Equilibrium temperature is the temperature at which a system, such as the copper plate in the wind tunnel, reaches a stable state where the net heat transfer is zero. At this point, the heat emitted by the plate equals the heat absorbed, leading to thermal balance. In our exercise, the equilibrium temperature is determined by considering only radiation heat transfer, since convective heat transfer is negligible given \(\operatorname{Re}_{tr}=0\). By calculating the balance of energy emitted and absorbed via radiation, we find that the equilibrium temperature is reached when the copper plate and the surrounding tunnel walls have a similar thermal emission, which stabilizes to \(355 \, \text{K}\). Understanding equilibrium temperature is important in applications where heat exchange dynamics play a role, and achieving this equilibrium can ensure system stability.

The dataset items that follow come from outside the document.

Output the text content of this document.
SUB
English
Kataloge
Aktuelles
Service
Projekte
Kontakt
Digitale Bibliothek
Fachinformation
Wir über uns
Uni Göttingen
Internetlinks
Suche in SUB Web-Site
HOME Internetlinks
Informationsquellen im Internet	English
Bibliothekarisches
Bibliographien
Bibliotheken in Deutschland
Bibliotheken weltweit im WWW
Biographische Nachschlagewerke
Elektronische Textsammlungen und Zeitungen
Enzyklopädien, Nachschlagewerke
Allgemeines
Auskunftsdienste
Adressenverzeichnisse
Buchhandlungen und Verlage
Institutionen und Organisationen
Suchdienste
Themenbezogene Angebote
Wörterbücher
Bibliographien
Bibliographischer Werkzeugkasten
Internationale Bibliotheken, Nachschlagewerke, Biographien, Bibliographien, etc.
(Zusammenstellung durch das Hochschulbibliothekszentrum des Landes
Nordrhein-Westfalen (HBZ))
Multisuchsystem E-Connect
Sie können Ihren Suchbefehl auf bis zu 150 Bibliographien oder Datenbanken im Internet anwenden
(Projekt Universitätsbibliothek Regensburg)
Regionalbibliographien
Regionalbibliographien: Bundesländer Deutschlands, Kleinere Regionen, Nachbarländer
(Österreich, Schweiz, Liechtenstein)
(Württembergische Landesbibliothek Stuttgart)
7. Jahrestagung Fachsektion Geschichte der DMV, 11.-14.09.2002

Radiation heat transfer is a mode through which heat moves from one surface to another through electromagnetic waves. This process does not require any medium like air or water to occur, and it is based entirely on the thermal emission from surface to surface. In the case of the copper plate, the primary exchange of heat is through radiation with the tunnel walls. We use the radiation heat transfer equation to calculate the rate of heat radiation from the plate's surface: \(q_{emission} = \epsilon \sigma (T_s^4 - T_w^4)\). Where \(\epsilon\) is the emittance of the surface, \(\sigma\) is the Stefan-Boltzmann constant, \(T_s\) is the surface temperature of the plate, and \(T_w\) is the temperature of the tunnel walls.This illustrates how crucial radiation heat transfer is when looking at systems where direct material contact and convection are not significant modes of heat transfer due to high flow velocity or other considered factors.

Energy balance is a fundamental concept ensuring that the total energy entering a system equals the energy leaving it, leading to a steady state situation. In terms of our exercise, the energy balance is solely analyzed in terms of radiation since convection is negligible. We can write the energy balance equation specifically in terms of radiation as \(0 = \epsilon \sigma (T_s^4 - T_w^4)\). Here, we set the net heat transfer across the system to zero, indicating that both the energy lost by radiation from the plate and the energy gained from the tunnel walls' radiation are equivalent. Achieving energy balance means that the temperature will no longer change, pointing to the condition of equilibrium in temperature, vital in maintaining system stability in thermal environments.

The Stefan-Boltzmann Law is a critical physical law for understanding radiation heat transfer, stating that the radiant energy emitted by a black body is proportional to the fourth power of its absolute temperature. The amount of radiative heat transfer can be calculated with the formula: \(E_b = \sigma T^4\), where \(E_b\) is the emitted energy per unit area, \(\sigma\) is the Stefan-Boltzmann constant \(5.67 \times 10^{-8} \, \text{W/m}^2\cdot\text{K}^4\), and \(T\) is the temperature in Kelvin.In the context of the copper plate system, the Stefan-Boltzmann Law helps describe how much energy is emitted or absorbed as radiant heat. Since the plate isn’t a perfect black body, we consider its emittance \(\epsilon\), adjusting the formula for practical use: \(q = \epsilon \sigma T^4\). This equation helps compute radiation between the copper plate and tunnel walls, facilitating the calculation of the equilibrium temperature based on radiative energy exchange. Understanding this principle is essential for analyzing systems where radiation serves as the dominant form of heat transfer.